One day in Fifth Grade I decided that I was no longer going to where my uniform, plaid jumper, knee socks and accessories, to school. I cleverly told my mom that this particular day at school was a dress down day, as we were going on a field trip. My mom thinking that this was not unusual sent me to school with my dad, I repeated the same story with him, consistency is key. I jumped out of the car behind school so my Dad would not see everyone else in their uniforms and I marched in to class, which is where my day became worse. The plan that I had worked out in my mind only brought me so far as escaping from my parent’s questions about me not wearing a uniform, I had forgotten about what my teacher would say. Actually she didn’t say anything, she took attendance with me in my blue jeans and green t-shirt, and allowed me to go on the field trip. I thought that I had gotten off, was there really not going to be a punishment, could I really follow my own rules? As the class filled out to go to recess I joined my place in line when my teacher politely asked “Where are you going?”

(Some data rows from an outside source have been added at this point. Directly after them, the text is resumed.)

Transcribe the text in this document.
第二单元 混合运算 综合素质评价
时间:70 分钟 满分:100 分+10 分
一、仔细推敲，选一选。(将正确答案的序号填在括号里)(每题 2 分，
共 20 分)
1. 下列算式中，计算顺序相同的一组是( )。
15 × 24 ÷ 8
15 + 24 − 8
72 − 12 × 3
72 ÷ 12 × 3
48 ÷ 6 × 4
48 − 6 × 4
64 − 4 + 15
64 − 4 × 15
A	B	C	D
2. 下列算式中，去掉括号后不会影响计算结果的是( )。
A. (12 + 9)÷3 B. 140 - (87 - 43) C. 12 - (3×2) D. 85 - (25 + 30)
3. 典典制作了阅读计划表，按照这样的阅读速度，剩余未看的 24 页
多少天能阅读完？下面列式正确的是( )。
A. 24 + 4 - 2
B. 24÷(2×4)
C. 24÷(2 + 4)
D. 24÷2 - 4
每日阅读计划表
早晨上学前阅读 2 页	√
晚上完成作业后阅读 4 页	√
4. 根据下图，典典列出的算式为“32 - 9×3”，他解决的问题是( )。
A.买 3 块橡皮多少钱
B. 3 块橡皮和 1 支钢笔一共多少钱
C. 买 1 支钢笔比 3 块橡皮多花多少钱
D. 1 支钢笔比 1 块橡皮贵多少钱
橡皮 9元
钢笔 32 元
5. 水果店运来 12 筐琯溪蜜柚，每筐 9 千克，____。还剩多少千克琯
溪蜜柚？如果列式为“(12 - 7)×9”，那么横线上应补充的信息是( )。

“I was going to go eat lunch and go on the playground.” I responded.
“I would have no problem with you going to recess if you had worn your uniform today. I telephoned your mother and she was shocked, she distinctly remembers you telling her that today was a dress down day. It is not my job to punish you for lying to your mother, but it is my job to make sure that you obey the rules that I issue. For the rest of the month you will eat lunch in class with me and write “I Will Obey My Teacher” in cursive at least one hundred times a day, what you do not finish in that time you can take home. I talked with your mother and she says that you would not mind having the extra homework.”
Clearly something was wrong, I was Brer Rabbitt in this situation and Brer Fox had a death grip on me.
My mother’s punishment allowed me a little more creativity than my school punishment. My acting out in school, according to my mother, was a result of me being to busy. She was going to have to make a choice, either I was giving up ballet or cross country. As stated earlier in class when discussing possible performance options in class, I cannot dance. My ballet instructor once said that when I tondued it “looked like a dog urinating on a fire hydrant”; I was only to happy to give up this up, but I knew that if I showed how relieved I was then my mother would probably make me give up cross country instead. “Mom, I love ballet so much, I just don’t know what I will do if I have to give it up.” My mother stopped taking me to ballet the next day. I have no idea if my mother knows the reverse psychology that I tried to use on her, she probably does, or if she finally recognized my dancing deficiencies, but none of that mattered. I had figured out how to control my own life, the idea of independence liberated me at the time, despite the shackle of written lines that were mine for the rest of the month.
- Bruno Bettelheim, The Uses of Enchantment, Random House, New York, 1975, 4.